Giovanna Riccio led Academy members on a poetic journey using the iconic Barbie doll as a lens to view how society and the role of women have evolved over the past 60 years.
We learned that Barbie remains one of the most recognized brand of toys around the world. Barbie has appeared on the cover of Time magazine and run for president of the United States six times. She earned billions of dollars for the Mattel Toy Company which marketed a vast range of Barbie clothes, accessories, books, apparel, cosmetics and video games. Barbie has starred in television specials and the Pixar films Toy Story 2 and Toy Story 3. A portrait of Barbie by Andy Warhol sold for $1.1 million.
The rise of Barbie as a cultural phenomenon in the 1960s was made possible by the invention of flexible plastics for a huge range of consumer products and the adoption of TVs in every household. Barbie was one of the first toys to have her own television advertising campaign. It is estimated that more than a billion Barbie dolls have been sold worldwide in more than 150 countries. Mattel claims that at the height of her popularity in 2012, three Barbie dolls were sold every second. Barbie came to symbolize the independent working woman of the 1960s. Sure, she had a boyfriend, but she never married Ken, and he was the subservient one in their relationship.

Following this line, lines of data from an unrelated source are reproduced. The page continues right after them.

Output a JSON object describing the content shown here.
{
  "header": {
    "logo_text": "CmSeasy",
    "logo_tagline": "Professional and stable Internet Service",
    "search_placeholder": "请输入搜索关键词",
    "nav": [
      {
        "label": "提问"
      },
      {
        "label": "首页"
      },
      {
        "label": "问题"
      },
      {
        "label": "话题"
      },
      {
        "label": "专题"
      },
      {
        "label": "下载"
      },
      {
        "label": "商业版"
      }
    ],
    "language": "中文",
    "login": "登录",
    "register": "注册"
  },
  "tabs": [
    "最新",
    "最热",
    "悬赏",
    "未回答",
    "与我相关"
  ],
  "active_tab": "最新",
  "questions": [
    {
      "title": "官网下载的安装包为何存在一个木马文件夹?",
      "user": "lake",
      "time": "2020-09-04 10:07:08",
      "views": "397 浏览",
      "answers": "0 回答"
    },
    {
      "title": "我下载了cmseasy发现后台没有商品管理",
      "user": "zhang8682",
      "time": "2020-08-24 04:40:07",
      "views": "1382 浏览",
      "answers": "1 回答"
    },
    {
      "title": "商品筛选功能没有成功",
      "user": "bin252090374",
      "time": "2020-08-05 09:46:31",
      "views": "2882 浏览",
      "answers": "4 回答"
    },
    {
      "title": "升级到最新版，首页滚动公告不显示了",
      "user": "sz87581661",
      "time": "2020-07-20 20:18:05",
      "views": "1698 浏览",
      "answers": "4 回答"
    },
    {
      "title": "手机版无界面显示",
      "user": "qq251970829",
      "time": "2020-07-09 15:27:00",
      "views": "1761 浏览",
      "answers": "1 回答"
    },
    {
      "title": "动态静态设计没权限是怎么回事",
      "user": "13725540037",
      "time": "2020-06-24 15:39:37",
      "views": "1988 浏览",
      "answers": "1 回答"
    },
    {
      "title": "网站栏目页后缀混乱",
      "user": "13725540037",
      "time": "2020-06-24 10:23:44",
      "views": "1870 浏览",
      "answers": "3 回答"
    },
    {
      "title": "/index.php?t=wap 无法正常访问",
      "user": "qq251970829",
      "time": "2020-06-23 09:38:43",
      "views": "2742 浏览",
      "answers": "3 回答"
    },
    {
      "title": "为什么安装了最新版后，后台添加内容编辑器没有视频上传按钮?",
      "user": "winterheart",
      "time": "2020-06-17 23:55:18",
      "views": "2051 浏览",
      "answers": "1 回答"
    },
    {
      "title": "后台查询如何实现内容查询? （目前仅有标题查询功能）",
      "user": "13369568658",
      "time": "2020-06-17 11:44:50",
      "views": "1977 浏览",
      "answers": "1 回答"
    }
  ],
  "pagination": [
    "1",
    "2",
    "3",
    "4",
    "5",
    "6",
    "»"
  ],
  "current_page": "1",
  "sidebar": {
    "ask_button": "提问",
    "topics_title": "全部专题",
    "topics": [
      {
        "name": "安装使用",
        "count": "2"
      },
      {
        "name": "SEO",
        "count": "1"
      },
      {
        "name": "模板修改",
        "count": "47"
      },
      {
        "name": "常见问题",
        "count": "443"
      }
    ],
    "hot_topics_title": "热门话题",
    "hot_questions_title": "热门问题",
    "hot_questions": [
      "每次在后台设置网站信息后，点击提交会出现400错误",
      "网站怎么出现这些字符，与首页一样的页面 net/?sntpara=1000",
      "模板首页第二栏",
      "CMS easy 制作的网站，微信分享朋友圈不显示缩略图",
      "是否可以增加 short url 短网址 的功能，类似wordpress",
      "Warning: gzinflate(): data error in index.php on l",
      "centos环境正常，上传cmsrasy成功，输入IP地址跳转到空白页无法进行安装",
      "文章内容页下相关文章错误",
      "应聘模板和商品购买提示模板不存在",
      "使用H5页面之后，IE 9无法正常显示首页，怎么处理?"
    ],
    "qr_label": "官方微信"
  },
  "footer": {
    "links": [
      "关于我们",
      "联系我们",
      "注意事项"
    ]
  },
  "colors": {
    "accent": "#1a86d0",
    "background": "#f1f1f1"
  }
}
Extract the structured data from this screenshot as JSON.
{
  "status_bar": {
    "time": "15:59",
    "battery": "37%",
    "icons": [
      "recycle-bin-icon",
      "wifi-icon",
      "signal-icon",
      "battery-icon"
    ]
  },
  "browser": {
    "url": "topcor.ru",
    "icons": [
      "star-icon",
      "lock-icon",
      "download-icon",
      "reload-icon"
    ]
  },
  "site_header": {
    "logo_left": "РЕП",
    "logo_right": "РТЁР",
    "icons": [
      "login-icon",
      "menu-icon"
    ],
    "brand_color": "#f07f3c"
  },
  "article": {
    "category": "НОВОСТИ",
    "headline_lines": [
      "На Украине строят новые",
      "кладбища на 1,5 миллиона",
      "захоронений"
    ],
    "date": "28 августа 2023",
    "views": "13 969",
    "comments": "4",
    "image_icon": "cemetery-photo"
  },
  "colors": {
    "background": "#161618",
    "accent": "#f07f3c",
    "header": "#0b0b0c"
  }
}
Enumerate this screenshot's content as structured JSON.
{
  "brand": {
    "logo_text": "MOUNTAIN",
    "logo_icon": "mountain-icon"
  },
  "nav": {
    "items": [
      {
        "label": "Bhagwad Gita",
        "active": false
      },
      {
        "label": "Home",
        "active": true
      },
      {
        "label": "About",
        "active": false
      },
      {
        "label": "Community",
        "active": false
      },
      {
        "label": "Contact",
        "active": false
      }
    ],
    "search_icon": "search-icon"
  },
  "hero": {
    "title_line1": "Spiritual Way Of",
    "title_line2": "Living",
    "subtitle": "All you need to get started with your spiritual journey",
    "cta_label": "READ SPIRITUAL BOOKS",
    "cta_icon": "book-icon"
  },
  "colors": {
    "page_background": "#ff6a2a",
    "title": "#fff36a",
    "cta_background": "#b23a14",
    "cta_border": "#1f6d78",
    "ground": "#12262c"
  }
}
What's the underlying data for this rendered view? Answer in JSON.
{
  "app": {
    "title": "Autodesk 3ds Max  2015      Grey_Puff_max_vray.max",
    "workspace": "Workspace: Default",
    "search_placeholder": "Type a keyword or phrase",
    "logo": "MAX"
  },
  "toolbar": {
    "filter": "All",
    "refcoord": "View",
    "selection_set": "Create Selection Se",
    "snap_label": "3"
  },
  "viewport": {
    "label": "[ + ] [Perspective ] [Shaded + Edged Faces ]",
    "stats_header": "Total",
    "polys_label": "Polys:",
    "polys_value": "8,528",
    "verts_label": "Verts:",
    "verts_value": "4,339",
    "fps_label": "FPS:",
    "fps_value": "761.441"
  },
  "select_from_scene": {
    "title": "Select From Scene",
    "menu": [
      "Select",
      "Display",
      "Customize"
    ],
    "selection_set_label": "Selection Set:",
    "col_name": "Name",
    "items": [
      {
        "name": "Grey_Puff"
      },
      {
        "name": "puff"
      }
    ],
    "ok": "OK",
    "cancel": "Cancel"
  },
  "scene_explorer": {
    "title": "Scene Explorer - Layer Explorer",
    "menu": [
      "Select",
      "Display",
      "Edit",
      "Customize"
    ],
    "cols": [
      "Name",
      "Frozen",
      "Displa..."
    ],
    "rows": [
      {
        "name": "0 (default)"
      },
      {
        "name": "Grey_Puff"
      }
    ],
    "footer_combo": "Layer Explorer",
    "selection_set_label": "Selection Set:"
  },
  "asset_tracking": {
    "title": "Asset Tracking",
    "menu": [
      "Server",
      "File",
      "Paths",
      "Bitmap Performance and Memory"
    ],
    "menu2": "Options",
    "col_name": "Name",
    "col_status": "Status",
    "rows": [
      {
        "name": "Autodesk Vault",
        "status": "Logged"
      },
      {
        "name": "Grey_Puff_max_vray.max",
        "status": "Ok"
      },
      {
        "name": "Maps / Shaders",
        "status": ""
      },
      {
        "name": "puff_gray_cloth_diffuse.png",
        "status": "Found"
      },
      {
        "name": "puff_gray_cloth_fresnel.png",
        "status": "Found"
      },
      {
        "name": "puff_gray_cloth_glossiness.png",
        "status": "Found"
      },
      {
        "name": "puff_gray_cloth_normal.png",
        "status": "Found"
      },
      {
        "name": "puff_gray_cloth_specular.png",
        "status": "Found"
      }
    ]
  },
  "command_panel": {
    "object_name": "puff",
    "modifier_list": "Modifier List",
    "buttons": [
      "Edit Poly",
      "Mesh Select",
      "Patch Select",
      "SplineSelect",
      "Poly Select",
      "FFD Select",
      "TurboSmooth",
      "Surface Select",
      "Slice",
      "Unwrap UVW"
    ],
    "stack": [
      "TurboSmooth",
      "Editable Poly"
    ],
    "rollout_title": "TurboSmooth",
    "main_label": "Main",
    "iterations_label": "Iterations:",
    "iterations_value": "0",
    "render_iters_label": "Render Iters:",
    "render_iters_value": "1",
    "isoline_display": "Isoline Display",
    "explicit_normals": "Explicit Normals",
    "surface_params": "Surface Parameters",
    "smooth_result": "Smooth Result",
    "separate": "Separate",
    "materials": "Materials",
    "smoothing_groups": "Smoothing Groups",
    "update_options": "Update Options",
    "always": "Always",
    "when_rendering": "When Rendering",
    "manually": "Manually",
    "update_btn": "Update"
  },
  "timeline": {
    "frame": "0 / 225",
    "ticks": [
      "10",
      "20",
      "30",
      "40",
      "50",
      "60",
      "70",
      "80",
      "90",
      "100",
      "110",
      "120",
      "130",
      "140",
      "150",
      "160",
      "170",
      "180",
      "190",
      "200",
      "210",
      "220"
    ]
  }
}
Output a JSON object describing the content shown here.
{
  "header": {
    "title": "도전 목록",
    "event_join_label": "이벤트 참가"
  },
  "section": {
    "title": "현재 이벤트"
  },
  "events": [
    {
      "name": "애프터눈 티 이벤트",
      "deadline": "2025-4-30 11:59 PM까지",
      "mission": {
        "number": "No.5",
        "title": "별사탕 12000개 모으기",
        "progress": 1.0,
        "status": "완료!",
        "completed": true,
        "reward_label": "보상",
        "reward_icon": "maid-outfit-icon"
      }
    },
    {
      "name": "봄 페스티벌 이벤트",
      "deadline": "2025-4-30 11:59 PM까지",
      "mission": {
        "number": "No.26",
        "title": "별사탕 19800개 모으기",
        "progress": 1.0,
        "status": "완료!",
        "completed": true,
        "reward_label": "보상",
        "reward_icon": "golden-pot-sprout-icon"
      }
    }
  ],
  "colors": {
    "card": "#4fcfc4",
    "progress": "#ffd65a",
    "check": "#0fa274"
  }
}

The poet noted that Barbie’s unrealistic body shape (exaggerated bust, impossibly small waist, thin legs and arms) has negatively influenced the body image of generations of girls and has been linked to the rise in demand for breast implants and other cosmetic surgery.
Giovanna Riccio read poems from her new book, Plastic’s Republic (Guernica Editions), which took her eight years to research and write. The title is a riff on Plato’s The Republic, appropriate for a graduate in philosophy from the University of Toronto. Riccio recounted how in her research she discovered “The North Pacific Garbage Gyre” and “The Plastic Doldrums,” an island of plastic debris the size of Texas floating in the northwest Atlantic Ocean. Many of those millions of Barbie dolls sold around the world over the past 60 years ended up in rivers, lakes and oceans, pulverized into microplastics and ingested by marine life. While the standard Barbie is only 11.5 inches tall, she has had a huge environmental and cultural impact on our planet.